Mit anderen Worten muss so zu sagen die FM in ihre einzelnen Symptome aufgeschlüsselt werden. Und jedes einzelne Symptom muss dann in Beziehung zu möglichen Leistungseinschränkungen gebracht werden.


Ob eine Rente gewährt wird, hängt von der Frage ab, ob Sie nicht mehr in der Lage sind, auf dem allgemeinen Arbeitsmarkt eine Tätigkeit von bis zu 3 Stunden zu verrichten, bzw 3 bis unter 6 Stunden für eine Rente wegen teilweiser EM. Dann gibt es noch die Übergangsfälle des § 240 SGB VI für Versicherte, die vor dem 2. Januar 1961 geboren sind.


In allen Fällen geht es aber immer darum, ob sie zumindest noch leichte Tätigkeiten ausüben können. Was leicht, mittelschwer oder schwer ist, ist fest definiert. Und genau den Merkmalen in diesen Definitionen (z.B. Zureichen, Abnehmen, ...) müssen die einzelnen Symptome gegenübergestellt werden.

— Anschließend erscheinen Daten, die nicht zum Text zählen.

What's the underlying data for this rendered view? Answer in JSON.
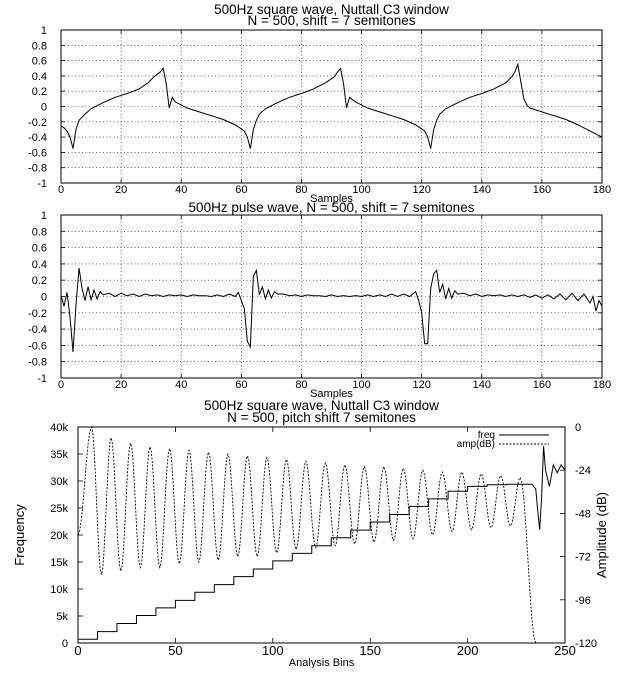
{
  "chart_data": [
    {
      "type": "line",
      "title_lines": [
        "500Hz square wave,  Nuttall C3 window",
        "N = 500, shift = 7 semitones"
      ],
      "xlabel": "Samples",
      "ylabel": "",
      "xlim": [
        0,
        180
      ],
      "ylim": [
        -1,
        1
      ],
      "xticks": [
        0,
        20,
        40,
        60,
        80,
        100,
        120,
        140,
        160,
        180
      ],
      "yticks": [
        -1,
        -0.8,
        -0.6,
        -0.4,
        -0.2,
        0,
        0.2,
        0.4,
        0.6,
        0.8,
        1
      ],
      "ytick_labels": [
        "-1",
        "-0.8",
        "-0.6",
        "-0.4",
        "-0.2",
        "0",
        "0.2",
        "0.4",
        "0.6",
        "0.8",
        "1"
      ],
      "grid": true,
      "series": [
        {
          "x": [
            0,
            1,
            2,
            3,
            4,
            5,
            6,
            8,
            10,
            14,
            18,
            22,
            26,
            29,
            31,
            33,
            34,
            35,
            36,
            37,
            38,
            42,
            46,
            50,
            54,
            58,
            61,
            62,
            63,
            64,
            65,
            66,
            68,
            72,
            76,
            80,
            84,
            88,
            91,
            92,
            93,
            94,
            95,
            96,
            98,
            102,
            106,
            110,
            114,
            118,
            121,
            122,
            123,
            124,
            125,
            126,
            128,
            132,
            136,
            140,
            144,
            148,
            150,
            151,
            152,
            153,
            154,
            155,
            156,
            160,
            164,
            168,
            172,
            176,
            178,
            180
          ],
          "y": [
            -0.25,
            -0.28,
            -0.32,
            -0.4,
            -0.55,
            -0.3,
            -0.18,
            -0.1,
            -0.03,
            0.05,
            0.12,
            0.17,
            0.23,
            0.31,
            0.39,
            0.45,
            0.5,
            0.3,
            -0.02,
            0.12,
            0.06,
            -0.02,
            -0.07,
            -0.12,
            -0.17,
            -0.24,
            -0.32,
            -0.4,
            -0.55,
            -0.3,
            -0.18,
            -0.1,
            -0.03,
            0.05,
            0.12,
            0.17,
            0.23,
            0.31,
            0.39,
            0.45,
            0.5,
            0.3,
            -0.02,
            0.12,
            0.06,
            -0.02,
            -0.07,
            -0.12,
            -0.17,
            -0.24,
            -0.32,
            -0.4,
            -0.55,
            -0.3,
            -0.18,
            -0.1,
            -0.03,
            0.05,
            0.12,
            0.17,
            0.23,
            0.31,
            0.39,
            0.45,
            0.55,
            0.32,
            0.1,
            0.02,
            -0.02,
            -0.07,
            -0.12,
            -0.17,
            -0.24,
            -0.32,
            -0.36,
            -0.4
          ]
        }
      ]
    },
    {
      "type": "line",
      "title_lines": [
        "500Hz pulse wave, N = 500, shift = 7 semitones"
      ],
      "xlabel": "Samples",
      "ylabel": "",
      "xlim": [
        0,
        180
      ],
      "ylim": [
        -1,
        1
      ],
      "xticks": [
        0,
        20,
        40,
        60,
        80,
        100,
        120,
        140,
        160,
        180
      ],
      "yticks": [
        -1,
        -0.8,
        -0.6,
        -0.4,
        -0.2,
        0,
        0.2,
        0.4,
        0.6,
        0.8,
        1
      ],
      "ytick_labels": [
        "-1",
        "-0.8",
        "-0.6",
        "-0.4",
        "-0.2",
        "0",
        "0.2",
        "0.4",
        "0.6",
        "0.8",
        "1"
      ],
      "grid": true,
      "series": [
        {
          "x": [
            0,
            1,
            2,
            3,
            4,
            5,
            6,
            7,
            8,
            9,
            10,
            11,
            12,
            13,
            14,
            16,
            18,
            20,
            22,
            24,
            26,
            28,
            30,
            32,
            34,
            36,
            38,
            40,
            42,
            44,
            46,
            48,
            50,
            52,
            54,
            56,
            58,
            59,
            60,
            61,
            62,
            63,
            64,
            65,
            66,
            67,
            68,
            69,
            70,
            71,
            72,
            74,
            76,
            78,
            80,
            82,
            84,
            86,
            88,
            90,
            92,
            94,
            96,
            98,
            100,
            102,
            104,
            106,
            108,
            110,
            112,
            114,
            116,
            118,
            119,
            120,
            121,
            122,
            123,
            124,
            125,
            126,
            127,
            128,
            129,
            130,
            131,
            132,
            134,
            136,
            138,
            140,
            142,
            144,
            146,
            148,
            150,
            152,
            154,
            156,
            158,
            160,
            162,
            164,
            166,
            168,
            170,
            172,
            174,
            176,
            177,
            178,
            179,
            180
          ],
          "y": [
            0.02,
            -0.12,
            0.05,
            -0.25,
            -0.68,
            -0.1,
            0.35,
            0.1,
            -0.05,
            0.12,
            -0.04,
            0.08,
            -0.03,
            0.06,
            0.02,
            0.04,
            0.0,
            0.04,
            0.01,
            0.03,
            0.0,
            0.03,
            0.01,
            0.02,
            0.0,
            0.02,
            0.01,
            0.02,
            0.0,
            0.02,
            0.01,
            0.01,
            0.0,
            0.02,
            0.0,
            0.03,
            0.0,
            0.05,
            -0.05,
            -0.15,
            -0.55,
            -0.62,
            0.25,
            0.32,
            0.02,
            0.12,
            -0.03,
            0.08,
            -0.02,
            0.06,
            0.03,
            0.03,
            0.01,
            0.02,
            0.0,
            0.02,
            0.01,
            0.01,
            0.0,
            0.02,
            0.0,
            0.01,
            0.0,
            0.01,
            0.0,
            0.02,
            0.0,
            0.02,
            0.0,
            0.03,
            0.0,
            0.03,
            0.0,
            0.06,
            -0.05,
            -0.2,
            -0.58,
            -0.58,
            0.1,
            0.28,
            0.32,
            0.05,
            0.15,
            -0.03,
            0.1,
            -0.02,
            0.07,
            0.03,
            0.04,
            0.01,
            0.03,
            0.0,
            0.02,
            0.01,
            0.02,
            0.0,
            0.02,
            0.0,
            0.02,
            -0.01,
            0.02,
            -0.02,
            0.02,
            -0.03,
            0.03,
            -0.04,
            0.04,
            -0.05,
            0.03,
            -0.08,
            0.0,
            -0.18,
            -0.05,
            -0.12
          ]
        }
      ]
    },
    {
      "type": "line",
      "title_lines": [
        "500Hz square wave, Nuttall C3 window",
        "N = 500, pitch shift 7 semitones"
      ],
      "xlabel": "Analysis Bins",
      "ylabel": "Frequency",
      "y2label": "Amplitude (dB)",
      "xlim": [
        0,
        250
      ],
      "ylim": [
        0,
        40000
      ],
      "y2lim": [
        -120,
        0
      ],
      "xticks": [
        0,
        50,
        100,
        150,
        200,
        250
      ],
      "yticks": [
        0,
        5000,
        10000,
        15000,
        20000,
        25000,
        30000,
        35000,
        40000
      ],
      "ytick_labels": [
        "0",
        "5k",
        "10k",
        "15k",
        "20k",
        "25k",
        "30k",
        "35k",
        "40k"
      ],
      "y2ticks": [
        -120,
        -96,
        -72,
        -48,
        -24,
        0
      ],
      "y2tick_labels": [
        "-120",
        "-96",
        "-72",
        "-48",
        "-24",
        "0"
      ],
      "grid": false,
      "legend": {
        "placement": "top-right",
        "entries": [
          "freq",
          "amp(dB)"
        ]
      },
      "freq": {
        "bin_edges": [
          0,
          10,
          20,
          30,
          40,
          50,
          60,
          70,
          80,
          90,
          100,
          110,
          120,
          130,
          140,
          150,
          160,
          170,
          180,
          190,
          200,
          210,
          220,
          230
        ],
        "values": [
          700,
          2100,
          3600,
          5100,
          6500,
          7900,
          9400,
          10800,
          12300,
          13700,
          15200,
          16600,
          18000,
          19500,
          20900,
          22400,
          23800,
          25300,
          26700,
          28100,
          29000,
          29300,
          29400
        ],
        "tail_x": [
          230,
          233,
          235,
          236,
          237,
          238,
          239,
          240,
          242,
          244,
          246,
          248,
          250
        ],
        "tail_y": [
          29400,
          29400,
          28500,
          24500,
          21000,
          27000,
          36500,
          32000,
          29000,
          33000,
          31500,
          33000,
          32000
        ]
      },
      "amp": {
        "peak_bins": [
          7,
          17,
          27,
          37,
          47,
          57,
          67,
          77,
          87,
          97,
          107,
          117,
          127,
          137,
          147,
          157,
          167,
          177,
          187,
          197,
          207,
          217,
          227
        ],
        "peak_db": [
          0,
          -6,
          -9,
          -11,
          -12,
          -13,
          -14,
          -15,
          -16,
          -17,
          -18,
          -19,
          -20,
          -21,
          -22,
          -22,
          -23,
          -24,
          -25,
          -25,
          -26,
          -27,
          -28
        ],
        "trough_db": [
          -82,
          -80,
          -78,
          -78,
          -76,
          -75,
          -74,
          -72,
          -72,
          -70,
          -68,
          -67,
          -66,
          -65,
          -64,
          -63,
          -62,
          -60,
          -58,
          -57,
          -56,
          -55
        ],
        "start_db": -60,
        "end_db": -120,
        "end_bin": 235
      }
    }
  ]
}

Berücksichtigen Sie diese Maßgaben, kann auch eine FM-ERkrankung zur Durchsetzung des Rentenanspruchs führen. Wichtig ist, das Beschwerdebild und die daraus folgenden, anhaltenden Leistungseinschränkungen heraus zu arbeiten und in dem Leistungsantrag klar erkennbar und nachvollziehbar zu machen. Geschieht das nicht, so sind falschen Erwartungshaltungen und damit auch Enttäuschungen vorprogrammiert. Gerade bei der so schwierig zu fassenden Diagose FM kann man das vermeiden, wenn entsprechende Leistungsanträge sorgfältig vorbereitet werden.

Ob Sie einen Anwalt bei dem Rentenverfahren einschalten, bleibt Ihnen überlassen. Sollten Sie sich dafür aber entscheiden, sollte er bereits – anders als ich es bei anderen Erkrankungen empfehle –im Antragsverfahren eingeschaltet werden. Er wird Ihnen sicher nicht die Vordrucke ausfüllen – dafür ist er auch nicht da. Aber er sollte bereits dem Antrag eine berufskundlich fundierte Stellungnahme beilegen und eine Gegenüberstellung des positiven und negativen Leistungsvermögens  mit dem Anforderungs- und Belastungsprofils der möglichen Tätigkeiten abgeben.